1395ss(d)(3)) is amended-- (1) in subparagraph (C)-- (A) by striking with respect to (i)'' and inserting with respect to'', and (B) by striking , (ii) the sale'' and all that follows up to the period at the end; and (2) by striking subparagraph (D).

(c) Transitional <<NOTE: 42 USC 1395ss note.>> Provision.-- (1) No penalties.--Subject to paragraph (3), no criminal or civil money penalty may be imposed under section 1882(d)(3)(A) of the Social Security Act for any act or omission that occurred during the transition period (as defined in paragraph (4)) and that relates to any health insurance policy that is described in clause (iv) or (v) of such section (as amended by subsection (a)).

(2) Limitation on legal action.--Subject to paragraph (3), no legal action shall be brought or continued in any Federal or State court insofar as such action-- (A) includes a cause of action which arose, or which is based on or evidenced by any act or omission which occurred, during the transition period; and (B) relates to the application of section 1882(d)(3)(A) of the Social Security Act to any act or omission with respect to the sale, issuance, or renewal of any health insurance policy that is described in clause (iv) or (v) of such section (as amended by subsection (a)).

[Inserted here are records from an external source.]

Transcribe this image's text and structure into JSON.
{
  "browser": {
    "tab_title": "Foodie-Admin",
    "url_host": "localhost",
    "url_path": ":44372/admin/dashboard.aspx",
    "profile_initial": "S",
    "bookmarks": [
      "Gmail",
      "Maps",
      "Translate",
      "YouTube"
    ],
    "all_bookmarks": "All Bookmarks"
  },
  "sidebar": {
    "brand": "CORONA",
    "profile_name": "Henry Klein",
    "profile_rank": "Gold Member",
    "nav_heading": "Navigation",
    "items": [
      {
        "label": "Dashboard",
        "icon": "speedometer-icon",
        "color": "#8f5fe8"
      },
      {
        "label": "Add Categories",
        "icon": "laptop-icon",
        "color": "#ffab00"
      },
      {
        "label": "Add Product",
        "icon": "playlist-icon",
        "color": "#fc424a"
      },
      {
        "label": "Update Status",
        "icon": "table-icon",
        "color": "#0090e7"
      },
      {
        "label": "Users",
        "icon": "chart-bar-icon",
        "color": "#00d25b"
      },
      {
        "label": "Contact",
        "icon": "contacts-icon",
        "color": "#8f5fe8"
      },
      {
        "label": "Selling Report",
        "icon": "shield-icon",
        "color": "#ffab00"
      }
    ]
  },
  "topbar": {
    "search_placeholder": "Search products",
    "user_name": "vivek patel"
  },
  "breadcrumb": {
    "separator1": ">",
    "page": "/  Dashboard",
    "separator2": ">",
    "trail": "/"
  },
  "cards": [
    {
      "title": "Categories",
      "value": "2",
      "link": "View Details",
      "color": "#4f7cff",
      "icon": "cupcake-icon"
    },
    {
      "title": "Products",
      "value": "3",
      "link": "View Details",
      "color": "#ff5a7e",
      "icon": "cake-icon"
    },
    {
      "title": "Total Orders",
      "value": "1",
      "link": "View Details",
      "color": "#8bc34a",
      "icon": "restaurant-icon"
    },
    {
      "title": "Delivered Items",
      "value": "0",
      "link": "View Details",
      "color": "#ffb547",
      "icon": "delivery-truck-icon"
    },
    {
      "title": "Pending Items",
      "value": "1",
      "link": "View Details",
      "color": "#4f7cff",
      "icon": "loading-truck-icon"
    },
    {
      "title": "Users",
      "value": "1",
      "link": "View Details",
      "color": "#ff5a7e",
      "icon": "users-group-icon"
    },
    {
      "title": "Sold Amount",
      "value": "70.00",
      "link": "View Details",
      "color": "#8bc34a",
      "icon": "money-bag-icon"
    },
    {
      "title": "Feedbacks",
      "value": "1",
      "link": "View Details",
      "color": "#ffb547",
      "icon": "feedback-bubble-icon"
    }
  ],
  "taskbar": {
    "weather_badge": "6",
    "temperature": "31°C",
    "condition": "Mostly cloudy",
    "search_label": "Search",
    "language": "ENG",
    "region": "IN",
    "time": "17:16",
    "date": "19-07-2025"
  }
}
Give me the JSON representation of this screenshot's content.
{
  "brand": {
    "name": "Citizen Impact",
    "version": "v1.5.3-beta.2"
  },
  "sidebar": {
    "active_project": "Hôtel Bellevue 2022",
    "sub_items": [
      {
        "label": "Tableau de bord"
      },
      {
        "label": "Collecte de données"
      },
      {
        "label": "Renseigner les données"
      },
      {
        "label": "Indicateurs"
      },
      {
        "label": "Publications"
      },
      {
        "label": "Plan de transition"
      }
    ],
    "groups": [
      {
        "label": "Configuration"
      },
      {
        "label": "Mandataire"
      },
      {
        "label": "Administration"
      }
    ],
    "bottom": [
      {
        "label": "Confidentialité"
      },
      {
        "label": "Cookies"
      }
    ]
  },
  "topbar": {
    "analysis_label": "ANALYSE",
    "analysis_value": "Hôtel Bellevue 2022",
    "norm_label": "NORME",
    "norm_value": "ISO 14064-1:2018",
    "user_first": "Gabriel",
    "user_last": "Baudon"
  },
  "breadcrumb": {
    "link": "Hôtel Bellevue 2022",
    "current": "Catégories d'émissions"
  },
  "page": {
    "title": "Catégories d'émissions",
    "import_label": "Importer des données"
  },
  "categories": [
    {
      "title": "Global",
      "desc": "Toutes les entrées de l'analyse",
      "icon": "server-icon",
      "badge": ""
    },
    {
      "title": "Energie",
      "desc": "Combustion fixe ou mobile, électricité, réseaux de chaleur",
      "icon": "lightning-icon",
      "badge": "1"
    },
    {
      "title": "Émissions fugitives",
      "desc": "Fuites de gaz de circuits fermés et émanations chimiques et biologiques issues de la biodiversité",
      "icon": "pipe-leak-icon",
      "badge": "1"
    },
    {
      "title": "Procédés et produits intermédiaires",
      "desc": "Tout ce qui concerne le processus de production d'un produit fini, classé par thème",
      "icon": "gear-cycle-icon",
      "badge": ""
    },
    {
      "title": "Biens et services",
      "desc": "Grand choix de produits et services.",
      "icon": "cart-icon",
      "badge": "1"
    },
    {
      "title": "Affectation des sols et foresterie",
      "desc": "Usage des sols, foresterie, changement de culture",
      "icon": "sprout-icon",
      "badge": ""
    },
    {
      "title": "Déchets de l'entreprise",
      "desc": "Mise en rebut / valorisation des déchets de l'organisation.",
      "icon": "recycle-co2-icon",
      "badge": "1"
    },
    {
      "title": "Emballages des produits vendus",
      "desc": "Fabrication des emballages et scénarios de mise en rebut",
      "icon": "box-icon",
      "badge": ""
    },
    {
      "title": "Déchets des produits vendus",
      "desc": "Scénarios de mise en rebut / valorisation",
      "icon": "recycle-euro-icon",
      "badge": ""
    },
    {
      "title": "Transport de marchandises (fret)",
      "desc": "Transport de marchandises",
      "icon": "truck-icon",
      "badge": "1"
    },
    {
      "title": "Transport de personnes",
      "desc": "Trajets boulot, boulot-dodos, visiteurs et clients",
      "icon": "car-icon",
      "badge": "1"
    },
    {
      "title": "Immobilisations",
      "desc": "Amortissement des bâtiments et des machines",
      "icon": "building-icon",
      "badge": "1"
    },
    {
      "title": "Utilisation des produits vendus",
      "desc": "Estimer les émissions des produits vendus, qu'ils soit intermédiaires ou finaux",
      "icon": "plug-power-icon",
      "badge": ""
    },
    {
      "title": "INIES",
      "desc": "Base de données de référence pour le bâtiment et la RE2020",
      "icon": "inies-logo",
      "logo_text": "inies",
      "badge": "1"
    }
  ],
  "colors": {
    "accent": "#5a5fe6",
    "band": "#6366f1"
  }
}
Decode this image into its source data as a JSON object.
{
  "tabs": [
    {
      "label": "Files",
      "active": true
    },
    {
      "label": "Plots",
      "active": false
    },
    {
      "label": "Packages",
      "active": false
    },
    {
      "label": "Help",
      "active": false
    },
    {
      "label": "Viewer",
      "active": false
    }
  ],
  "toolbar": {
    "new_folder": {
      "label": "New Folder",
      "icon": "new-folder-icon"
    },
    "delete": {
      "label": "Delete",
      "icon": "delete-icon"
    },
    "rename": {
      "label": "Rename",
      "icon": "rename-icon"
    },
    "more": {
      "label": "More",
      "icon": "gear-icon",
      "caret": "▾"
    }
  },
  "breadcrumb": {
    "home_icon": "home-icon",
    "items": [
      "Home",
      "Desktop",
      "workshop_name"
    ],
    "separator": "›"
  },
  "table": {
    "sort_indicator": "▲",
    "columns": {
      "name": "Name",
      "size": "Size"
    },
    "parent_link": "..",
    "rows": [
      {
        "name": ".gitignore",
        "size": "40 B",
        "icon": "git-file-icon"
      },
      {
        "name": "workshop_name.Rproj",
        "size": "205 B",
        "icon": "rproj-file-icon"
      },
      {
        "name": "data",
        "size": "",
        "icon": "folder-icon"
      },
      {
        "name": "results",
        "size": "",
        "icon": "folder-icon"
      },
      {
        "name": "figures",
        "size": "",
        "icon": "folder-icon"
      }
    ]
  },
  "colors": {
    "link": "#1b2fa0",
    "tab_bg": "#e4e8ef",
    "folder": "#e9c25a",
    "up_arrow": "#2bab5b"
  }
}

(3) Disclosure condition.--In the case of a policy described in clause (iv) of section 1882(d)(3)(A) of the Social Security Act that is sold or issued on or after the effective date of statements under section 171(d)(3)(C) of the Social Security Act Amendments of 1994 and before the end of the 30-day period beginning on the date of the enactment of this Act, paragraphs (1) and (2) shall only apply if disclosure was made in accordance with section 1882(d)(3)(C)(ii) of the Social Security Act (as in effect before the date of the enactment of this Act).

(4) Transition period.--In this subsection, the term transition period'' means the period beginning on November 5, 1991, and ending on the date of the enactment of this Act.

(d) Effective <<NOTE: 42 USC 1395ss note.>> Date.--(1) Except as provided in this subsection, the amendment made by subsection (a) shall be effective as if included in the enactment of section 4354 of the Omnibus Budget Reconciliation Act of 1990.

(2)(A) Clause (vi) of section 1882(d)(3)(A) of the Social Security Act, as added by subsection (a), shall only apply to individuals applying for-- (i) a health insurance policy described in section 1882(d)(3)(A)(iv) of such Act (as added by subsection (a)), after the date of the enactment of this Act, or (ii) another health insurance policy after the end of the 30-day period beginning on the date of the enactment of this Act.

(B) A seller or issuer of a health insurance policy may substitute, for the disclosure statement described in clause (vii) of such section, the statement specified under section 1882(d)(3)(D) of the Social Security Act (as in effect before the date of the enactment of this Act), without the revision specified in such clause.